Dielectronic recombination of the open $4d$-shell of Tungsten: W$^{37+}$ -- W$^{28+}$

Tungsten is an important element for magnetically confined fusion plasmas but has the potential to cool, or even quench the plasma due to it being an efficient radiator. Total and level-resolved dielectronic recombination (DR) rate coefficients, for all ionization stages, are essential to model tungsten. We describe a set calculations performed using the distorted wave code {\sc autostructure} for the tungsten ions W$^{37+}$ to W$^{28+}$. We demonstrate the importance of relativistic configuration mixing in such calculations.
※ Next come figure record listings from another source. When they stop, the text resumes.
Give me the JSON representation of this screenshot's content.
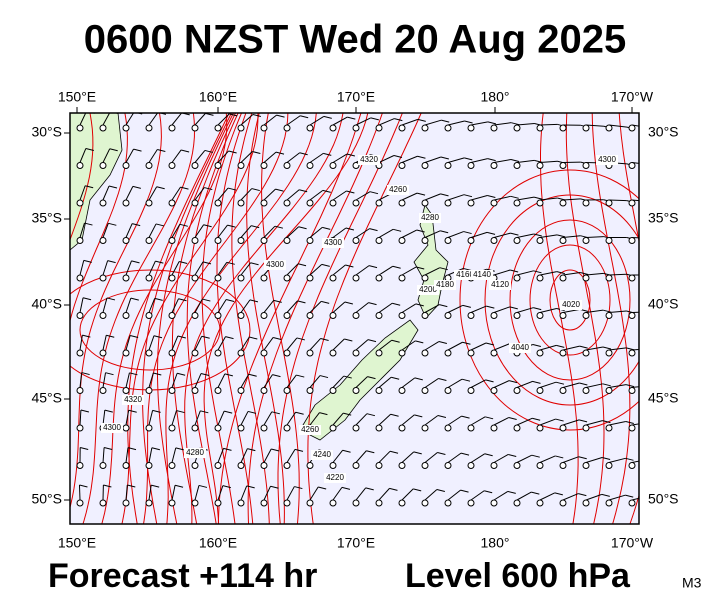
{
  "header": {
    "title": "0600 NZST Wed 20 Aug 2025"
  },
  "map": {
    "lon_labels": [
      "150°E",
      "160°E",
      "170°E",
      "180°",
      "170°W"
    ],
    "lat_labels": [
      "30°S",
      "35°S",
      "40°S",
      "45°S",
      "50°S"
    ],
    "contour_labels": [
      "4320",
      "4260",
      "4280",
      "4300",
      "4300",
      "4200",
      "4180",
      "4160",
      "4140",
      "4120",
      "4020",
      "4040",
      "4300",
      "4320",
      "4300",
      "4280",
      "4260",
      "4240",
      "4220"
    ]
  },
  "footer": {
    "forecast": "Forecast +114 hr",
    "level": "Level 600 hPa",
    "model": "M3"
  }
}
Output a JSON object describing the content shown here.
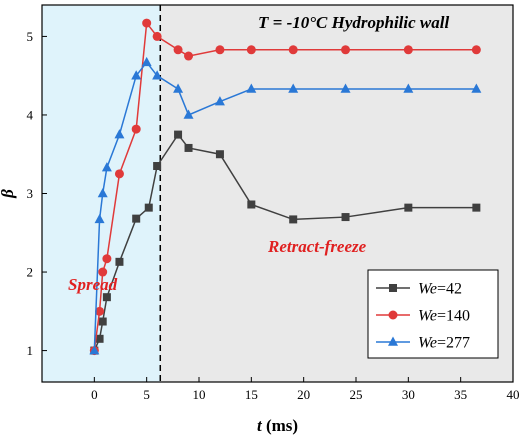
{
  "chart_data": {
    "type": "line",
    "title": "",
    "xlabel": "",
    "ylabel": "",
    "x_title_var": "t",
    "x_title_unit": " (ms)",
    "y_title_var": "β",
    "xlim": [
      -5,
      40
    ],
    "ylim": [
      0.6,
      5.4
    ],
    "xticks": [
      0,
      5,
      10,
      15,
      20,
      25,
      30,
      35,
      40
    ],
    "yticks": [
      1,
      2,
      3,
      4,
      5
    ],
    "divider_x": 6.3,
    "regions": [
      {
        "label": "Spread",
        "x_range": [
          -5,
          6.3
        ],
        "color": "#dff3fb"
      },
      {
        "label": "Retract-freeze",
        "x_range": [
          6.3,
          40
        ],
        "color": "#e9e9e9"
      }
    ],
    "annotations": {
      "top_right": "T = -10°C  Hydrophilic wall",
      "spread": "Spread",
      "retract": "Retract-freeze"
    },
    "legend_position": "bottom-right",
    "series": [
      {
        "name": "We=42",
        "name_var": "We",
        "name_val": "=42",
        "color": "#404040",
        "marker": "square",
        "x": [
          0,
          0.5,
          0.8,
          1.2,
          2.4,
          4.0,
          5.2,
          6.0,
          8.0,
          9.0,
          12.0,
          15.0,
          19.0,
          24.0,
          30.0,
          36.5
        ],
        "y": [
          1.0,
          1.15,
          1.37,
          1.68,
          2.13,
          2.68,
          2.82,
          3.35,
          3.75,
          3.58,
          3.5,
          2.86,
          2.67,
          2.7,
          2.82,
          2.82
        ]
      },
      {
        "name": "We=140",
        "name_var": "We",
        "name_val": "=140",
        "color": "#e03a3a",
        "marker": "circle",
        "x": [
          0,
          0.5,
          0.8,
          1.2,
          2.4,
          4.0,
          5.0,
          6.0,
          8.0,
          9.0,
          12.0,
          15.0,
          19.0,
          24.0,
          30.0,
          36.5
        ],
        "y": [
          1.0,
          1.5,
          2.0,
          2.17,
          3.25,
          3.82,
          5.17,
          5.0,
          4.83,
          4.75,
          4.83,
          4.83,
          4.83,
          4.83,
          4.83,
          4.83
        ]
      },
      {
        "name": "We=277",
        "name_var": "We",
        "name_val": "=277",
        "color": "#2a78d6",
        "marker": "triangle",
        "x": [
          0,
          0.5,
          0.8,
          1.2,
          2.4,
          4.0,
          5.0,
          6.0,
          8.0,
          9.0,
          12.0,
          15.0,
          19.0,
          24.0,
          30.0,
          36.5
        ],
        "y": [
          1.0,
          2.67,
          3.0,
          3.33,
          3.75,
          4.5,
          4.67,
          4.5,
          4.33,
          4.0,
          4.17,
          4.33,
          4.33,
          4.33,
          4.33,
          4.33
        ]
      }
    ]
  }
}
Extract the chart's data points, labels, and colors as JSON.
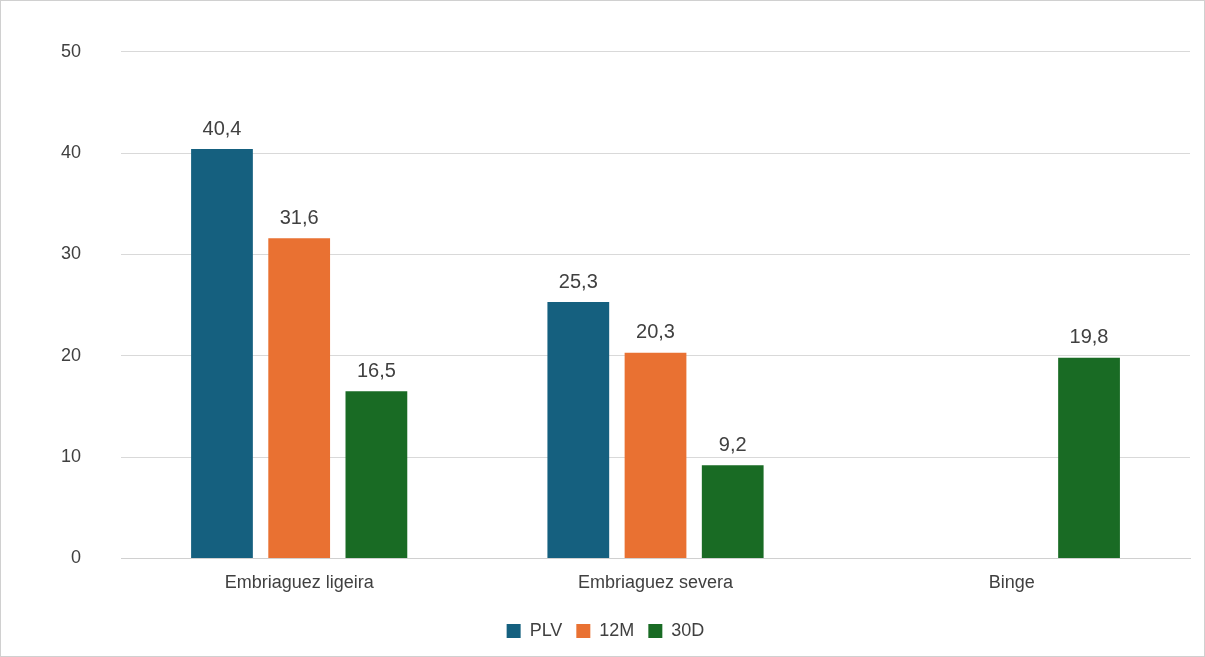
{
  "chart_data": {
    "type": "bar",
    "categories": [
      "Embriaguez ligeira",
      "Embriaguez severa",
      "Binge"
    ],
    "series": [
      {
        "name": "PLV",
        "color": "#15607f",
        "values": [
          40.4,
          25.3,
          null
        ],
        "value_labels": [
          "40,4",
          "25,3",
          null
        ]
      },
      {
        "name": "12M",
        "color": "#e97132",
        "values": [
          31.6,
          20.3,
          null
        ],
        "value_labels": [
          "31,6",
          "20,3",
          null
        ]
      },
      {
        "name": "30D",
        "color": "#196b24",
        "values": [
          16.5,
          9.2,
          19.8
        ],
        "value_labels": [
          "16,5",
          "9,2",
          "19,8"
        ]
      }
    ],
    "ylim": [
      0,
      50
    ],
    "yticks": [
      0,
      10,
      20,
      30,
      40,
      50
    ],
    "grid": "y",
    "legend": "bottom"
  }
}
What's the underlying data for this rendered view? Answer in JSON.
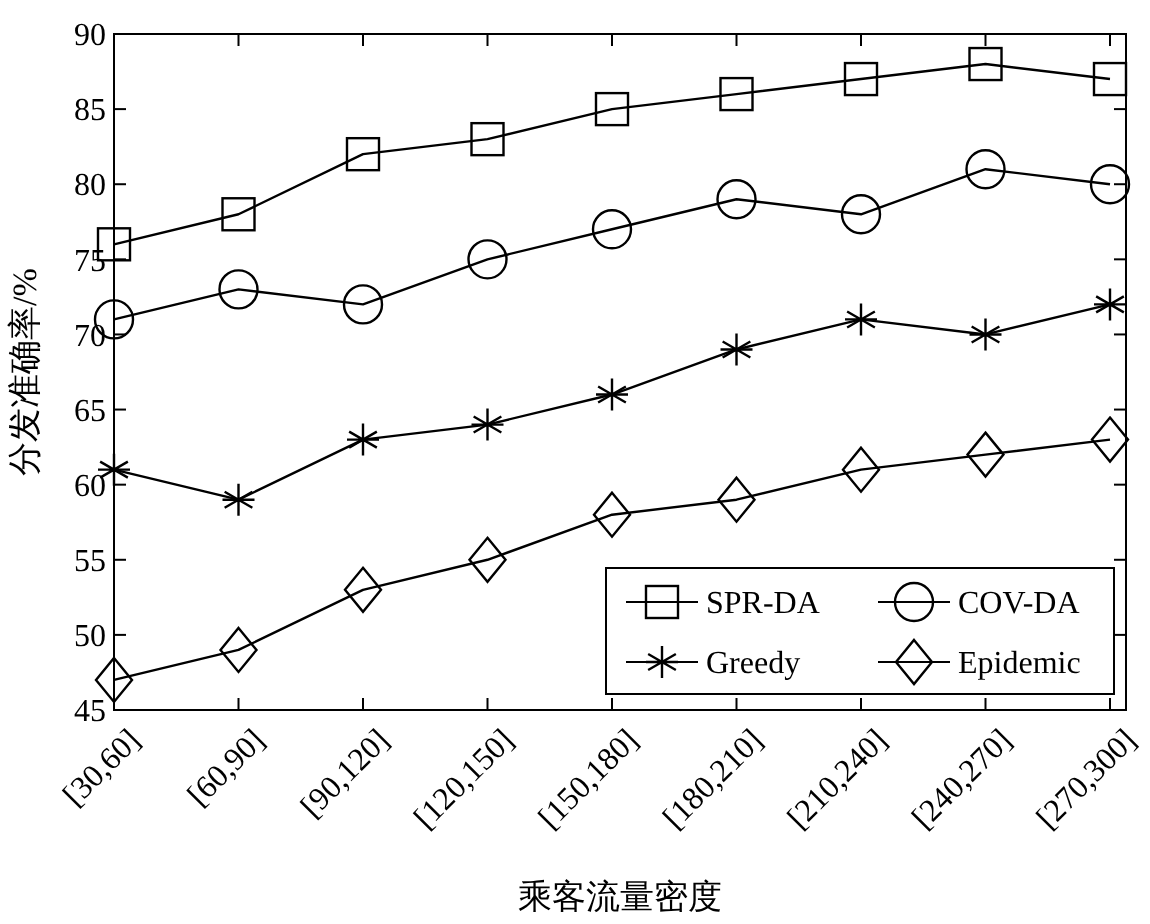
{
  "chart_data": {
    "type": "line",
    "xlabel": "乘客流量密度",
    "ylabel": "分发准确率/%",
    "categories": [
      "[30,60]",
      "[60,90]",
      "[90,120]",
      "[120,150]",
      "[150,180]",
      "[180,210]",
      "[210,240]",
      "[240,270]",
      "[270,300]"
    ],
    "series": [
      {
        "name": "SPR-DA",
        "color": "#000000",
        "marker": "square",
        "values": [
          76,
          78,
          82,
          83,
          85,
          86,
          87,
          88,
          87
        ]
      },
      {
        "name": "COV-DA",
        "color": "#000000",
        "marker": "circle",
        "values": [
          71,
          73,
          72,
          75,
          77,
          79,
          78,
          81,
          80
        ]
      },
      {
        "name": "Greedy",
        "color": "#000000",
        "marker": "cross",
        "values": [
          61,
          59,
          63,
          64,
          66,
          69,
          71,
          70,
          72
        ]
      },
      {
        "name": "Epidemic",
        "color": "#000000",
        "marker": "diamond",
        "values": [
          47,
          49,
          53,
          55,
          58,
          59,
          61,
          62,
          63
        ]
      }
    ],
    "ylim": [
      45,
      90
    ],
    "yticks": [
      45,
      50,
      55,
      60,
      65,
      70,
      75,
      80,
      85,
      90
    ],
    "grid": false,
    "legend": "bottom right",
    "line_style": "solid"
  }
}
In particular, we show that the partial DR rate coefficients calculated in level and configuration resolution can differ by as little as 5\%, and up to as much as 75\%. Using the new data, we calculate a revised steady-state ionization fraction for tungsten. We find that, relative to the ionization fraction calculated using the recombination rate coefficients of Putterich~\etal (Plasma Phys. Control. Fusion, 50, 085016), the peak temperatures of W$^{37+}$ to W$^{28+}$ ionization states are shifted to lower temperatures spanning 0.9-1.6keV. This temperature range is important for understanding the performance of large tokamaks, such as ITER, because the temperatures in the pedestal, edge, scrape-off-layer and divertor region fall in this range.